We used the GRADE system to assess the certainty of evidence associated with our outcome measures.
We included 18 studies of 4590 women, of which 13 enrolled healthy nulliparous women and five included healthy nulli- and multiparous women. All studies excluded women with preterm or complicated pregnancies. Techniques used to initiate epidural analgesia differed between the studies: seven used combined spinal epidural, 10 used epidural, and one used dural puncture epidural (DPE). There was also variation in analgesics used. Eight studies utilised ropivacaine with fentanyl, three used ropivacaine with sufentanil, two utilised levobupivacaine with sufentanil, one used levobupivacaine with fentanyl, and four utilised bupivacaine with fentanyl. Most of the studies were assessed to have low risk of randomisation, blinding, attrition, and reporting biases, except for allocation concealment where eight studies were assessed to have uncertain risk and three with high risk.
Our results showed that AMB was associated with lower incidence of breakthrough pain compared to BI (risk ratio (RR) 0.71; 95% confidence interval (CI) 0.55 to 0.91; I2 = 57%) (16 studies, 1528 participants), and lower hourly LA consumption in bupivacaine equivalents (mean difference (MD) -0.84 mg/h; 95% CI -1.29 to -0.38, I2 = 87%) (16 studies, 1642 participants), both with moderate certainty. AMB was associated with an estimated reduction in breakthrough pain incidence of 29.1% (incidence 202 per 1000, 95% CI 157 to 259), and was therefore considered clinically significant.

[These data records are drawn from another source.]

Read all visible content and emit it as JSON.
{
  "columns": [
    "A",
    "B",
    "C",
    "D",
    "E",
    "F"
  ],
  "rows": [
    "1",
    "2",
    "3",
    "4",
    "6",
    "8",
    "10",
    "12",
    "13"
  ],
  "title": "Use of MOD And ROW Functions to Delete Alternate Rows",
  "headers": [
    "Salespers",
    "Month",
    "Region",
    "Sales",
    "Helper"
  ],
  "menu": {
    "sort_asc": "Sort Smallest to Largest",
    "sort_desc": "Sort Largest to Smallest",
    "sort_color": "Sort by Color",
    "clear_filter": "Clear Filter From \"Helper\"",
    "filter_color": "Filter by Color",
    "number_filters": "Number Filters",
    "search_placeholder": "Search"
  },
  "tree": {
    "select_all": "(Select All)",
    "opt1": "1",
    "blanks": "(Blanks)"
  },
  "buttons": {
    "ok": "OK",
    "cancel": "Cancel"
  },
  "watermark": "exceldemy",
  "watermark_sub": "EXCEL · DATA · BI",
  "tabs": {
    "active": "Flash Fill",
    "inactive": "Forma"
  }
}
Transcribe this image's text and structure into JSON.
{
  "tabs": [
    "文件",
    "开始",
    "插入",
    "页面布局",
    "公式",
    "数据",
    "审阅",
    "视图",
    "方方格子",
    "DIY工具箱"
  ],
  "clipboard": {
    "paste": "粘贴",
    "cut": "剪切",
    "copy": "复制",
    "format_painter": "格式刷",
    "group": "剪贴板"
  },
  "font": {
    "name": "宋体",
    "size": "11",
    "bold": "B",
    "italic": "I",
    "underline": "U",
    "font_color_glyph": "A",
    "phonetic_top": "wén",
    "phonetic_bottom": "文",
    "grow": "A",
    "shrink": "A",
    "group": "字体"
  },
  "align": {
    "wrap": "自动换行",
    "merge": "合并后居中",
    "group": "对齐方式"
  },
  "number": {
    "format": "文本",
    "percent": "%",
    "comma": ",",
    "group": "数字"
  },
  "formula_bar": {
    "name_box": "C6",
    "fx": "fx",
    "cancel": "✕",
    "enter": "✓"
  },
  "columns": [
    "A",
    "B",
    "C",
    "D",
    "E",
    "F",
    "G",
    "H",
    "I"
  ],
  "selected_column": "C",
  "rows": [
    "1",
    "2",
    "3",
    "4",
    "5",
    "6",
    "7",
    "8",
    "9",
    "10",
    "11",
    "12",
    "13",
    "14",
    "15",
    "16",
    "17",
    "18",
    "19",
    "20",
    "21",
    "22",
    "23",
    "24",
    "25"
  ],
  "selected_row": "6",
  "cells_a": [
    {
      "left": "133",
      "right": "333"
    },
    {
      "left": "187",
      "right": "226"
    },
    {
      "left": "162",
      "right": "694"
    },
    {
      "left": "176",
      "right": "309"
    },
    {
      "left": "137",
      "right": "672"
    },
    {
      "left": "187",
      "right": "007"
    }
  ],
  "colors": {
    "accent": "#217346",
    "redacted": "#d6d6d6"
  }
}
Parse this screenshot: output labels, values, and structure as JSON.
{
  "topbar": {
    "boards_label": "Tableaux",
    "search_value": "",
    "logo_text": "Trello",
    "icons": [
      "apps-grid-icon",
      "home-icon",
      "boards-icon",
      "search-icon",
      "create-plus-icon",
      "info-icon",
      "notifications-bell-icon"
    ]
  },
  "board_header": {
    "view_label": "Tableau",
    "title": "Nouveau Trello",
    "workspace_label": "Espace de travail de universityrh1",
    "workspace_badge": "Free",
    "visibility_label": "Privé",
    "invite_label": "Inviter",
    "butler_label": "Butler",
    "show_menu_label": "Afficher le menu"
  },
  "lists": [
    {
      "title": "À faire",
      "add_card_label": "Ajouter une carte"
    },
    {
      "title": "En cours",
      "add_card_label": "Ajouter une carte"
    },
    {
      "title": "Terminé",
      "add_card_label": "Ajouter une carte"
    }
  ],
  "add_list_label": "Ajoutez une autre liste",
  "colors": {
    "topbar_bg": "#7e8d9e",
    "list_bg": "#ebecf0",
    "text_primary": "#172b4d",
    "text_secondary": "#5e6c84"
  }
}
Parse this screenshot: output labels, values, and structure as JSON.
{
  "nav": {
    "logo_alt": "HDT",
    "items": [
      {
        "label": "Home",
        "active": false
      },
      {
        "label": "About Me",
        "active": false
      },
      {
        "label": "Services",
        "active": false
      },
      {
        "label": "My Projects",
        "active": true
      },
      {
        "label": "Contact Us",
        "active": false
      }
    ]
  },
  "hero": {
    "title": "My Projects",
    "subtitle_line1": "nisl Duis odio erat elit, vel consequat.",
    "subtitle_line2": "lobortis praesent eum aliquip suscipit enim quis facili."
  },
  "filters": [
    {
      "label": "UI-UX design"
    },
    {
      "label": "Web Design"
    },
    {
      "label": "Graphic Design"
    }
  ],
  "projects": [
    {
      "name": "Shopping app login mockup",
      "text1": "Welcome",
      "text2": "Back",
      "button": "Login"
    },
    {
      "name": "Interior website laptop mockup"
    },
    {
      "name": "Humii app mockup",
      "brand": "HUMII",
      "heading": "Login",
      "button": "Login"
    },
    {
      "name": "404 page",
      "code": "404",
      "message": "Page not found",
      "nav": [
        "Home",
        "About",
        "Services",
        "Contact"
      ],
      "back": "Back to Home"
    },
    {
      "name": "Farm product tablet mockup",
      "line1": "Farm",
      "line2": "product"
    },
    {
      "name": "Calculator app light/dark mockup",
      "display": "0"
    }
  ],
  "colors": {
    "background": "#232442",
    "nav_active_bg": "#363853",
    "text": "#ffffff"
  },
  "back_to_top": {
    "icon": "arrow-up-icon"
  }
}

The incidence of caesarean delivery (RR 0.85; 95% CI 0.69 to 1.06; I2 = 0%) (16 studies, 1735 participants) and instrumental delivery (RR 0.85; 95% CI 0.71 to 1.01; I2 = 0%) (17 studies, 4550 participants) were not significantly, both with moderate certainty. There was no significant difference in duration of labour analgesia (MD -8.81 min; 95% CI -19.38 to 1.77; I2 = 50%) (17 studies, 4544 participants) with moderate certainty. Due to differences in the methods and timing of outcome measurements, we did not pool data for maternal satisfaction and Apgar scores. Results reported narratively suggest AMB may be associated with increased maternal satisfaction (eight studies reported increased satisfaction and six reported no difference), and all studies showed no difference in Apgar scores.
WIth the exception of epidural alone versus CSE which found significant subgroup differences in LA consumption between AMB and BI, no significant differences were detected in the remaining subgroup analyses.